Foto divulgada pela Minustah mostra militar brasileiro entregando água para haitiana (Getty Images, 22 de janeiro)
Image caption General afirmou que Brasil 'não pode perder oportunidade' com questão haitiana.

O general brasileiro Floriano Peixoto, chefe das tropas da missão de paz das Nações Unidas no Haiti (Minustah), afirmou que uma grande operação de distribuição de alimentos realizada nesta sexta-feira em Porto Príncipe foi uma forma de o Brasil “marcar posição” no país caribenho.

“Não podemos perder essa oportunidade para mostrar a importância do Brasil, lamentavelmente, nessa tragédia”, disse o general durante a operação, que atraiu uma multidão de haitianos para a frente do palácio presidencial, que foi destruído pelo tremor do último dia 12.

A logística para a distribuição de alimentos nesta sexta-feira foi a maior já organizada no país desde o terremoto.

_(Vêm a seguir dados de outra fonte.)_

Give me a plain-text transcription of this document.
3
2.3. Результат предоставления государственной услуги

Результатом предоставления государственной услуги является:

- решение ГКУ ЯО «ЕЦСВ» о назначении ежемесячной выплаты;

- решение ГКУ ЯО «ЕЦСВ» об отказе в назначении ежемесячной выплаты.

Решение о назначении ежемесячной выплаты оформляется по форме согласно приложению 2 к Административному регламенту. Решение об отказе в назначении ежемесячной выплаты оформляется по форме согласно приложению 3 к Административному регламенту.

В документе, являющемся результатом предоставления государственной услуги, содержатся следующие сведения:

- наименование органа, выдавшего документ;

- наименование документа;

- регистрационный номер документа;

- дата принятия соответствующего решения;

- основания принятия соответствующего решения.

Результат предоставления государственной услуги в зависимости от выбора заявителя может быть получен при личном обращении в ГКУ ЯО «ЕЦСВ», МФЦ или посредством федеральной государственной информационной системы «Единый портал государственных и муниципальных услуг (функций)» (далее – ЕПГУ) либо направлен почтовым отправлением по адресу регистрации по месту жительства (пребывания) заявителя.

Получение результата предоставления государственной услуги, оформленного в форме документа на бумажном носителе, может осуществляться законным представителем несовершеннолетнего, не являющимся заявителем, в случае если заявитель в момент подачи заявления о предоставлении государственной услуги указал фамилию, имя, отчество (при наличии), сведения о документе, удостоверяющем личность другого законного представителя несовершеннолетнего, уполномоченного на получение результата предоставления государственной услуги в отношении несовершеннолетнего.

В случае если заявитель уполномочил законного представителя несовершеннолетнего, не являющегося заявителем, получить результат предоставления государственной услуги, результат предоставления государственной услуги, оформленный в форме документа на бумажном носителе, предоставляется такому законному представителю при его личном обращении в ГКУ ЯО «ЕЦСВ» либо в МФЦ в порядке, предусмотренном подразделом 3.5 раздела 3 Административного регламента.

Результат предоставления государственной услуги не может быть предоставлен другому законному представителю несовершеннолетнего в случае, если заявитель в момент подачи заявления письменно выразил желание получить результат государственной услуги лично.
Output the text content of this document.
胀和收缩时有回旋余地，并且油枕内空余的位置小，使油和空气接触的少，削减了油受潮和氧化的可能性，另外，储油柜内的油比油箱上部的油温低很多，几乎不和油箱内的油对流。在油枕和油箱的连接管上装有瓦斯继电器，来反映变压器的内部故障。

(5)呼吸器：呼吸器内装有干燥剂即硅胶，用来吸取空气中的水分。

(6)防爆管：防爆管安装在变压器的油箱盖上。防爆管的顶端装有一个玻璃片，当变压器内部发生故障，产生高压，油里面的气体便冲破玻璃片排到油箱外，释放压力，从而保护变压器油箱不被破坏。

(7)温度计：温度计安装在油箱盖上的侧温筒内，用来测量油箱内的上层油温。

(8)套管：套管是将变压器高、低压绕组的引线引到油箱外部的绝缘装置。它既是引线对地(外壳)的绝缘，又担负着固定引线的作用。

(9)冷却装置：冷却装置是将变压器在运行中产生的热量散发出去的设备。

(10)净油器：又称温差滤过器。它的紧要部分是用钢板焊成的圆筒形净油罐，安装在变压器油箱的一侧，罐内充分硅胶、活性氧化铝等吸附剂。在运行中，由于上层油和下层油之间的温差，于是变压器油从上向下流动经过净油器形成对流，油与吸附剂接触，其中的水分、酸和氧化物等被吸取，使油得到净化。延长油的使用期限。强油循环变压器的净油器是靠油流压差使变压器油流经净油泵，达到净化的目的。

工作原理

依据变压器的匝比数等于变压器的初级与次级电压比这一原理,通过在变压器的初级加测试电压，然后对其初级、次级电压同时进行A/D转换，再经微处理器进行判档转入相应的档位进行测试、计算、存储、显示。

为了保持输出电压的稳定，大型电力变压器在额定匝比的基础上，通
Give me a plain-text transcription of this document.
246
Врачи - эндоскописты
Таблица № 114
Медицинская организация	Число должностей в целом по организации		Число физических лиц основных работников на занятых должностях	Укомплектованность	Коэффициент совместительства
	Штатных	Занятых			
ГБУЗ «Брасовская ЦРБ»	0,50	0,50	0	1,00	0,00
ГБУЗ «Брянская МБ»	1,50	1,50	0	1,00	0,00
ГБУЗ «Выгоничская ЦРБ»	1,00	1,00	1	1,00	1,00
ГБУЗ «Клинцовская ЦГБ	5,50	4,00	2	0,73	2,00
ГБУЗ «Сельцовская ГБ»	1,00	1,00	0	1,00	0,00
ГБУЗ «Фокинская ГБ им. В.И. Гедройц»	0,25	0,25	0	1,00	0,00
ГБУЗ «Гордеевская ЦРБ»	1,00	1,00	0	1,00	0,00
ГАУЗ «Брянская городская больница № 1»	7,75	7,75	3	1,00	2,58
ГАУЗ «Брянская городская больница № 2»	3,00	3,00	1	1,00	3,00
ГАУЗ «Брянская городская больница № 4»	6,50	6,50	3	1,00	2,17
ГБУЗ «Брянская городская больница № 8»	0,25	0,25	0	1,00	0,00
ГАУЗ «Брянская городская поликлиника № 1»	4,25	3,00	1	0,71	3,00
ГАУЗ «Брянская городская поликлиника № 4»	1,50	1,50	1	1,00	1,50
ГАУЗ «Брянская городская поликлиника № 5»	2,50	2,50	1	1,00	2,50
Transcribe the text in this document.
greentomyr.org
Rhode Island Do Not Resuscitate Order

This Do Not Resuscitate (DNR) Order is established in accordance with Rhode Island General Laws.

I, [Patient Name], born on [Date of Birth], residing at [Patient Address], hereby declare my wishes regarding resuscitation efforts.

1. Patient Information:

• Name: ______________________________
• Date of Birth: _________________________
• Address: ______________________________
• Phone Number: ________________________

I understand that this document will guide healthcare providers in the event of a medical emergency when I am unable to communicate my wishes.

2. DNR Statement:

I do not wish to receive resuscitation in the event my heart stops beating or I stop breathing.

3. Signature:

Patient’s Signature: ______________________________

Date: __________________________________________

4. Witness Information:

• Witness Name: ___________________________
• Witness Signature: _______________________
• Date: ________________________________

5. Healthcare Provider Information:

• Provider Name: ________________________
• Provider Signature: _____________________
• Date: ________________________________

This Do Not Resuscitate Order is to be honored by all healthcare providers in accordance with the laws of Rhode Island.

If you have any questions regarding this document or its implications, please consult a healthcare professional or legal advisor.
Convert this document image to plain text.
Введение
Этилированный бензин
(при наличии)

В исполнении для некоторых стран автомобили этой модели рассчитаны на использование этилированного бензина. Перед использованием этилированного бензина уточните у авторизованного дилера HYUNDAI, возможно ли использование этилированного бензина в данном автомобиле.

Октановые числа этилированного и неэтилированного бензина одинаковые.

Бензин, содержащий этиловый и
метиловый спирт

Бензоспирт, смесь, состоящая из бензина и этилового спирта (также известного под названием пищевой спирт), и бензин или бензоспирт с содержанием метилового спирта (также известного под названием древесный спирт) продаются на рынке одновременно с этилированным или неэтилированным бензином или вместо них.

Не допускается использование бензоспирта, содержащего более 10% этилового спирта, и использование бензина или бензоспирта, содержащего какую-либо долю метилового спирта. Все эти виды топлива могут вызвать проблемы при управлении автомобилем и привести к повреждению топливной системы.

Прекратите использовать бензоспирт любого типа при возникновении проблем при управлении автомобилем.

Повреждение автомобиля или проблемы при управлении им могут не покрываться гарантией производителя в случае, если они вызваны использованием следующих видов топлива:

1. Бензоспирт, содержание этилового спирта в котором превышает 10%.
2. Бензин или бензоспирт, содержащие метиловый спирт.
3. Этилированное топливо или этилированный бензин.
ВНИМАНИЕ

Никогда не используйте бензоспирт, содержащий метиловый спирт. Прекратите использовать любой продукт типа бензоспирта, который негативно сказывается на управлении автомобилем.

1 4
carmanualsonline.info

Um comboio com seis caminhões e onze carros blindados foi estacionado em frente à sede presidencial, formando uma espécie de corredor para a fila de haitianos que iam buscar comida.

“Esse evento é uma forma de marcar posição”, disse o general, que, durante a operação, pedia a jornalistas que registrassem a ação com fotos.

As declarações do general foram feitas em um momento em que alguns setores brasileiros veem com desconfiança a maior interferência americana nas operações no país caribenho.

Conselho de Segurança

Peixoto disse ainda que o Brasil tem “um peso enorme” na intermediação de conflitos e que a participação brasileira no Haiti “contribui bastante” para a campanha do país por um assento permanente no Conselho de Segurança das Nações Unidas.

A mensagem do militar contraria as declarações do ministro das Relações Exteriores, Celso Amorim, que afirmou, na quinta-feira, que não há “rivalidade” entre Brasil e Estados Unidos na recuperação do país.

Os EUA já têm o maior contingente militar no Haiti. Estima-se que, desde o terremoto, 10 mil americanos já tenham desembarcado no país do Caribe.

Já o Brasil tem 1.266 militares servindo no país. Este número, no entanto, pode ser aumentado, com a autorização do Congresso Nacional.